Police work around a refrigerated truck near Parndorf, Austria, on Aug. 27, 2015.

Police work around a refrigerated truck near Parndorf, Austria, on Aug. 27, 2015.

Credit: Dieter Nagl/AFP/Getty Images

"Oh my god," said Hassan, a 27-year-old Syrian photographer from Damascus, when he heard news of the refugees found dead in Austria. Smugglers drove him through Hungary to Austria just weeks earlier.

"They put [20 to] 25 of us in one van, so some of us couldn't sit down," he recalled, remembering his own cramped trip from the Hungarian border. "From there, all the way to Vienna, it took us around seven hours."

"Inside the van, the driver was drunk," he continued. "He kept yelling at us in his language, a language we didn't understand.
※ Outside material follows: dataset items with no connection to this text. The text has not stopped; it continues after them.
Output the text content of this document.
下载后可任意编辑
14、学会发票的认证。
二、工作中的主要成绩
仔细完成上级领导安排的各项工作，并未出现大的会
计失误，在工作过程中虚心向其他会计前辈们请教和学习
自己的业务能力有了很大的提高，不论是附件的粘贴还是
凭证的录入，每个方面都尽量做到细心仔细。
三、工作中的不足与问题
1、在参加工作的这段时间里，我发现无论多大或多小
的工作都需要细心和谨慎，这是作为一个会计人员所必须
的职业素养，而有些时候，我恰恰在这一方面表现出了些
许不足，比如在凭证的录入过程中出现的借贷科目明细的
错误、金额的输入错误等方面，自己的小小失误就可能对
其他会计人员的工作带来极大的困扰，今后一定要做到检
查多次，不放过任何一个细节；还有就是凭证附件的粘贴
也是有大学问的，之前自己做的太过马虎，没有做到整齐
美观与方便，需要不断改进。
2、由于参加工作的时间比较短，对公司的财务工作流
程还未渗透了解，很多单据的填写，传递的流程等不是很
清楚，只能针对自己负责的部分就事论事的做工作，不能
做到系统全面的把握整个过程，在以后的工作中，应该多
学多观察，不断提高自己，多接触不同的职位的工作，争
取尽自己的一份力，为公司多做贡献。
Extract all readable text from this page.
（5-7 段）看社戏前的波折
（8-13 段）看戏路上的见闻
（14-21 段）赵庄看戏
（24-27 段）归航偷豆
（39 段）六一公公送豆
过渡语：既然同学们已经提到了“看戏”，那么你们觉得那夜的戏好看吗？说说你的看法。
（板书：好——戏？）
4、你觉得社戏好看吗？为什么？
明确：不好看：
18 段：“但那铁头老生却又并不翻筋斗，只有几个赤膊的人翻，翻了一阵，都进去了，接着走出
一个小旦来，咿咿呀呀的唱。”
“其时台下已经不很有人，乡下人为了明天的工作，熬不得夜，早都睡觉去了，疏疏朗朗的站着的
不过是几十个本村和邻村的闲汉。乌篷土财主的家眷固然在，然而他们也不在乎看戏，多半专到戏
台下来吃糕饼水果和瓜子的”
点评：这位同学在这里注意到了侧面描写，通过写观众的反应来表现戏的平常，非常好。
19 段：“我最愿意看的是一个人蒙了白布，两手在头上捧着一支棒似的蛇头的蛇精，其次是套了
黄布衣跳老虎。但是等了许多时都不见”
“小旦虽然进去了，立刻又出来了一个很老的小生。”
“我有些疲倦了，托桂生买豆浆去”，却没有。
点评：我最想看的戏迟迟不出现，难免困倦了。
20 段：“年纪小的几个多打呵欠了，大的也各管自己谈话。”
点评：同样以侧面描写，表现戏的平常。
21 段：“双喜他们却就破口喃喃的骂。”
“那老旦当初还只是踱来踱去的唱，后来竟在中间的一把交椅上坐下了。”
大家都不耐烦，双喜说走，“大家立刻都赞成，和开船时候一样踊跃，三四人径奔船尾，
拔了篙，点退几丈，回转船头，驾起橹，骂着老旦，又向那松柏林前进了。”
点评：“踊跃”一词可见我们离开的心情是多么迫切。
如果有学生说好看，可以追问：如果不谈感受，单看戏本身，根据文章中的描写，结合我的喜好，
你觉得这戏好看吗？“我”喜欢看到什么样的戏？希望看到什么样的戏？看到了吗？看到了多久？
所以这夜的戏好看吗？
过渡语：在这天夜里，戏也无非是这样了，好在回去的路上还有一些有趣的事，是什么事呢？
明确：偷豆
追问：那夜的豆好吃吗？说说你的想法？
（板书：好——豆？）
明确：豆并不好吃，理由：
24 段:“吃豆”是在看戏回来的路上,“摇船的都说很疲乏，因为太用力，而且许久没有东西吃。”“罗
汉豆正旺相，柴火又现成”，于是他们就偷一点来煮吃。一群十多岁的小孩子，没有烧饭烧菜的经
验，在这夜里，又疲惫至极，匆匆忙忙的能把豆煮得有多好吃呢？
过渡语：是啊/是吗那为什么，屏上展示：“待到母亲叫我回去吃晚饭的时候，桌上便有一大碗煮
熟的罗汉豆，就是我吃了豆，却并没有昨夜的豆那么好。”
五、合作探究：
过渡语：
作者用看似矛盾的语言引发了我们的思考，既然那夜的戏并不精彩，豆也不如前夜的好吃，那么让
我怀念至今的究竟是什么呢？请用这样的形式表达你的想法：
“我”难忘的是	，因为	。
Because there were so many people in the van, the back door broke down and the people who were sitting next to the back door were holding the door for seven hours."

The driver could have easily abandoned them at any point, Hassan said, taking all their money -- a staggering 1,250 euros per person for the ride.

It could have been him found dead in the back of the tractor trailer.

"I am so lost," said Hassan. He is currently in a European country, but still unable to reach his intended destination. "I am so tired of this whole thing."

Hiba Dlewati contributed reporting.

Language has been added to reflect the updated death toll.